今は亡き、店舗名になった看板犬「ジャンボ」との初対面である。
とにかくデカい。
でも白いモフモフで、可愛いったらない!私は一目でメロメロになった。
飼い主である会長は、どこへ行くにもジャンボを連れていく。
当時佐賀と神戸を行ったり来たりしていたが、車に乗せて5時間陸路を走っていくのである。

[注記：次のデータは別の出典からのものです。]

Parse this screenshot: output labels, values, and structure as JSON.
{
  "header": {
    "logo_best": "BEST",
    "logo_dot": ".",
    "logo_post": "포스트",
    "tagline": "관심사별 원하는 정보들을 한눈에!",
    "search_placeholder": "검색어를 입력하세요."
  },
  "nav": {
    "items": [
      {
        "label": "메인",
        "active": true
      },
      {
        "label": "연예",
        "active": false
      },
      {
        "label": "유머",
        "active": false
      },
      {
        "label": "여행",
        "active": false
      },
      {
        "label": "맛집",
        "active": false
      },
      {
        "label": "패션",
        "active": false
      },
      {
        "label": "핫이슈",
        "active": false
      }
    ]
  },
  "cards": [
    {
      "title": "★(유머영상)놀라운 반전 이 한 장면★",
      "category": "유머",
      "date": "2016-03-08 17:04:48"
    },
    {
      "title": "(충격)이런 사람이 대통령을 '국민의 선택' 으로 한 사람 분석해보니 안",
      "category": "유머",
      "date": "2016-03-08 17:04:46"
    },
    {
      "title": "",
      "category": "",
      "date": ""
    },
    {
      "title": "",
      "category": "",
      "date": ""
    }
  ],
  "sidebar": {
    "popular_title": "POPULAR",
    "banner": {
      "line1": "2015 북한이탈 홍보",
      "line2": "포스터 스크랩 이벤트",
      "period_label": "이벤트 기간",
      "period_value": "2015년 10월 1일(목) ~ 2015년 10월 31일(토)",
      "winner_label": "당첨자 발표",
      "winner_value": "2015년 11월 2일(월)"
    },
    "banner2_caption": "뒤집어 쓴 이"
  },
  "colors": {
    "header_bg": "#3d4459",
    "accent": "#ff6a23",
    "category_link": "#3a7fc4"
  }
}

それくらい可愛いがっていた。
私が事務机に座って仕事をしていると、脇の下からジャンボの顔がヌッとあらわれて、「あそぼ」と寄ってくる。
でもデカい犬はよだれも半端ない。
気が付いたら私の服と手は、白い毛とよだれにまみれている。
だから近づいてくるとよだれ拭き片手に、「今はだめ!」「来ないで!」と大騒ぎ。
その声に反応して会長から「ジャンボをいじめよる」と言われてしまうのだ。
でもこのジャンボ君は新店舗がオープンする時、必ず入り口にお座りしてお客様をお出迎えしてくれる。飼い主に似ず、穏やかで、撫でられるがままじっと座ってくれているので、みんな大喜びで群がって触っていくのだ。
愛情を注いで大きく成長したジャンボのように「愛情を注いで大きく育て、可愛がってもらえるように」との会長の想いで、「靴工房JUMBO」としたのである。

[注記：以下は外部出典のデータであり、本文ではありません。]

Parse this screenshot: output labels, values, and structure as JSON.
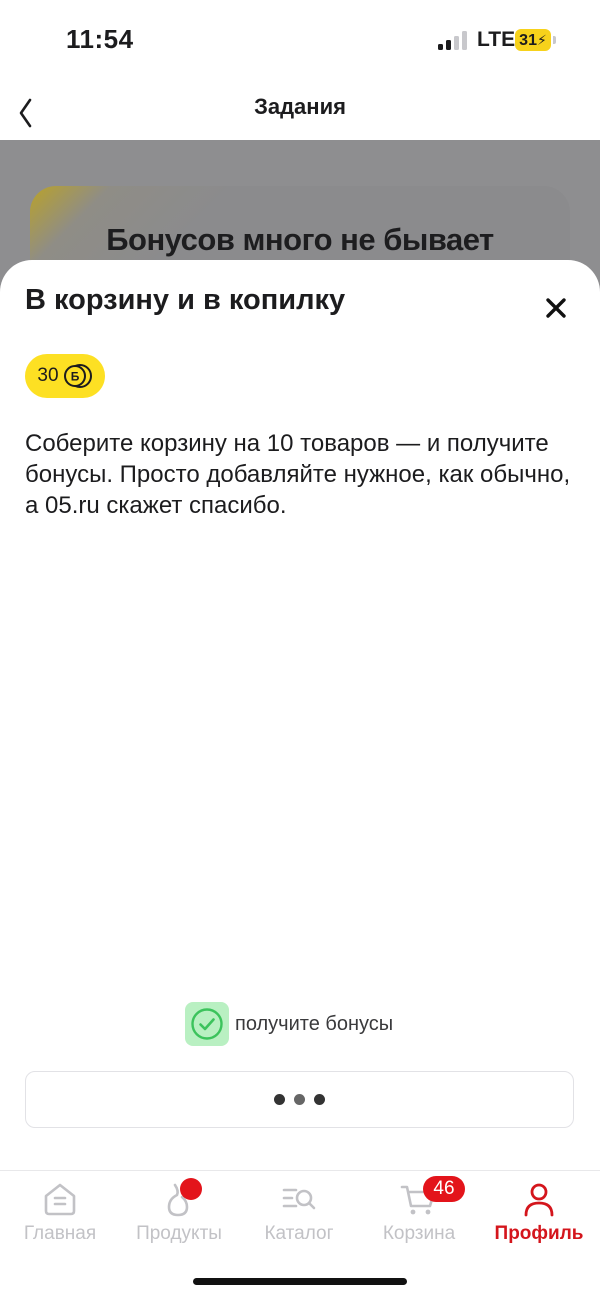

天国からジャンボは今の私を見て、「もっと愛情注いで、大きくしてくれ。そんなんじゃ可愛がってもらえんよ」と嘆いているだろうな…
ごめんね。頑張るからね。
・・・つづく
ジャンボこぼれ話
「お前はジャンボの散歩に行ってこい」
会社の人たちがゴルフをするということで、ゴルフをしない私は面白がってついて行ったのだが、会長に「ちょうど良かった。ジャンボの散歩に行ってこい」と言われ、ゴルフ場の周りの敷地をジャンボの散歩をさせられたのである。
会社の中での私はどうやらジャンボより下らしい。
「ジャンボ先輩、散歩させていただきます」
少し卑屈になった私は、飼い主の帰りをスーパーの前で待っている繋がれた犬の気分(笑)
「ゴルフ場を歩いてみたかった!カートにも乗ってみたい!みんな早く上がってきて!お昼たべたい!」ジャンボに愚痴をこぼし続けていた。
ゴルフ場を見るたびにジャンボの散歩を思い出す。
追記:会長の名誉のために一言。昼食後の後半はちゃんとゴルフ場デビューをさせて頂きました。